I am trying to load a CSV file into a Neo4j database where the file contains different types of edges between nodes. I would like to load all the different types of edges from one file in one query (as opposed to breaking the file into separate files each containing a different type of edge).
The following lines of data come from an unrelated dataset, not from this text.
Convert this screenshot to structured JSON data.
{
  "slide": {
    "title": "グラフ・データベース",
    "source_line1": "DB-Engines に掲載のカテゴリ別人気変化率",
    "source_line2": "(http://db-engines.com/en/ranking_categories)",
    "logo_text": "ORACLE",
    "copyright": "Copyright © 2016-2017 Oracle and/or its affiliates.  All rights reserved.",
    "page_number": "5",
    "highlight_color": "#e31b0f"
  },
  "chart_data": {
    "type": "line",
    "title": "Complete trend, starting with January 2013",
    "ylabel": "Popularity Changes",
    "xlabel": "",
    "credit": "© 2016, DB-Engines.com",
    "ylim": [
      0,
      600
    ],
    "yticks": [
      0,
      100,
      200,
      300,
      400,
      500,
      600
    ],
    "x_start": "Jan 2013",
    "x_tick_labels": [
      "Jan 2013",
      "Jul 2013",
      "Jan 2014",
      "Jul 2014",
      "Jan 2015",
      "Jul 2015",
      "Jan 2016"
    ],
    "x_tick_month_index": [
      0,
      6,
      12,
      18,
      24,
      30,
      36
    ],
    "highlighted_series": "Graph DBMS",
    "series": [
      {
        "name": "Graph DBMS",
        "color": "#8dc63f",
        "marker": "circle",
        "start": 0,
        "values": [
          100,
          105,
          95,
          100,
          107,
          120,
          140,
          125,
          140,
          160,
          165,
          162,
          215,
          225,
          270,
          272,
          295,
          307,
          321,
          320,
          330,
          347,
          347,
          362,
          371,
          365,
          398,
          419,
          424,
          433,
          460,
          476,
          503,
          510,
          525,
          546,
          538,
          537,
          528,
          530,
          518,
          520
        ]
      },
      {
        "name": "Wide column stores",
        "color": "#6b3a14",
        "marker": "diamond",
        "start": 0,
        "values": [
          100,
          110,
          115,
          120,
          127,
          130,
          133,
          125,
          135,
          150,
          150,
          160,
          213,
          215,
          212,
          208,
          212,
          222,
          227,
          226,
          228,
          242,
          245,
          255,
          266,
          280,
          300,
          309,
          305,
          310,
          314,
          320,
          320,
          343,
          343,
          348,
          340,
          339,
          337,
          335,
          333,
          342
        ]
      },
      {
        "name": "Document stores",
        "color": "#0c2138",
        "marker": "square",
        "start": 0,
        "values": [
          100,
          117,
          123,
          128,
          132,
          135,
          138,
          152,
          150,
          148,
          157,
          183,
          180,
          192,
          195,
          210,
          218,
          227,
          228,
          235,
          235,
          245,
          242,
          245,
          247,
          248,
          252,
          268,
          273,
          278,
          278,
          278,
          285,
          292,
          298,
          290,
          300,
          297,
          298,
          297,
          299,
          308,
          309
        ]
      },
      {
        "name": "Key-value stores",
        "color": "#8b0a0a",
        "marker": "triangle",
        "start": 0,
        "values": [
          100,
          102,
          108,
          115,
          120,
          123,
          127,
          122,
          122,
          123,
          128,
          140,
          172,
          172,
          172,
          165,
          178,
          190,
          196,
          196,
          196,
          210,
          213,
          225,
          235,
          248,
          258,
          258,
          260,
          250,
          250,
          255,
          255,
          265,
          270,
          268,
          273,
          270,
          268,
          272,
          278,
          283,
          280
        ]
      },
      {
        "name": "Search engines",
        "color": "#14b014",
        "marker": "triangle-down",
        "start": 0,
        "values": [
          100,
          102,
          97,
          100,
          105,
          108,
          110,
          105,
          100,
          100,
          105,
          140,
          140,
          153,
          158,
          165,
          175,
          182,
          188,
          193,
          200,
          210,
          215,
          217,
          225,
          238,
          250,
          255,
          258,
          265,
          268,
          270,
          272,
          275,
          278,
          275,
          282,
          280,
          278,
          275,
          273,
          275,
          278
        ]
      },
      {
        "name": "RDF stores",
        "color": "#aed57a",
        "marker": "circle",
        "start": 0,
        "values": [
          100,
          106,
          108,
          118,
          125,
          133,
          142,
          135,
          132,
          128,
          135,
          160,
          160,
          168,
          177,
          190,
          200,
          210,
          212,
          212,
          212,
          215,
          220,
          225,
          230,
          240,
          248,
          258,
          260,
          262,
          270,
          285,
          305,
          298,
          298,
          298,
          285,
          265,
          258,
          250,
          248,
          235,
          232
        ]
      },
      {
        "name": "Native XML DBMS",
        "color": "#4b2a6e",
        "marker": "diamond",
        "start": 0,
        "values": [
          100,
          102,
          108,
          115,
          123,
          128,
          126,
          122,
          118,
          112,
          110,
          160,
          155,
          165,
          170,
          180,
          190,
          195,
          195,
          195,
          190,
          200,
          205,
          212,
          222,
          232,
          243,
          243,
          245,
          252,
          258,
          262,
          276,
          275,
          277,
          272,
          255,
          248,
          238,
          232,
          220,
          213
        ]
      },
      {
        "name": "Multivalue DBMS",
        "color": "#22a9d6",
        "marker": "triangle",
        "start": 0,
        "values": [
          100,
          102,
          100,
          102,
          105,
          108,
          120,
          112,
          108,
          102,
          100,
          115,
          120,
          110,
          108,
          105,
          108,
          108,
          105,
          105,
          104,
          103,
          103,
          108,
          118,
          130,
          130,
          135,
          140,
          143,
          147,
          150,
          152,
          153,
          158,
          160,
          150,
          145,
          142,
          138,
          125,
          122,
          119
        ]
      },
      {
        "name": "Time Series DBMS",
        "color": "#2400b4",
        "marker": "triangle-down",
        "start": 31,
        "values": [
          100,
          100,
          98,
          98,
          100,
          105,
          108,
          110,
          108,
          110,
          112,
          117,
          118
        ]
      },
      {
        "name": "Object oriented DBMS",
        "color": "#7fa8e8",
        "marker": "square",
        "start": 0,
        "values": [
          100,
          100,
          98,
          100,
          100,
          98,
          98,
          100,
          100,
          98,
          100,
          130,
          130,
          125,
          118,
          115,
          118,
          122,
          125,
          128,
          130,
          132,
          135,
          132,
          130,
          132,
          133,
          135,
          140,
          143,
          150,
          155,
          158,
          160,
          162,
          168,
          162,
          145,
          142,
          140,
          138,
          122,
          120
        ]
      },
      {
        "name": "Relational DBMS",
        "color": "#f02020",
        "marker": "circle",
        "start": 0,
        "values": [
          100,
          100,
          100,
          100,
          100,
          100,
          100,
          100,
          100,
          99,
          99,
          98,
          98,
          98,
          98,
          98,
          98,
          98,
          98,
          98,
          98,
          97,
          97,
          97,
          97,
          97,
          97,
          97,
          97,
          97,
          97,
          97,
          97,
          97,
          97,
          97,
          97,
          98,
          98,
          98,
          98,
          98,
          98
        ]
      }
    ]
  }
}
For instance:
Source|Target|Relationship
x1|y1|Creates
x2|y2|Uses
x3|y1|Uses
Cypher does not like the following load query:
LOAD CSV WITH HEADERS FROM 'file:///filename.csv' AS line FIELDTERMINATOR '|'
MERGE (x:Node {name: line.Source})
MERGE (y:Node {name: line.Target})
CREATE (x)-[:line.Relationship]->(y)
As suggested here, I can use APOC instead as the following:
LOAD CSV WITH HEADERS FROM 'file:///filename.csv' AS line FIELDTERMINATOR '|'
MERGE (x:Node {name: line.Source})
MERGE (y:Node {name: line.Target})
CALL apoc.create.relationship(x, line.relationship, y) YIELD rel
RETURN *
However, this performs very slowly when run on a large scale (50,000) compared to the first example, and I suspect it is related to YIELD rel RETURN *
. I am using Neo4j's .NET driver, and executing this query, returns a list of all the edges it has created.
Naively dropping YIELD
or RETURN
results in errors such as the following (see this for some explanation):
Query cannot conclude with CALL together with YIELD
So, I was wondering how best I can improve the above query, ideally without having to return or yield any of the results.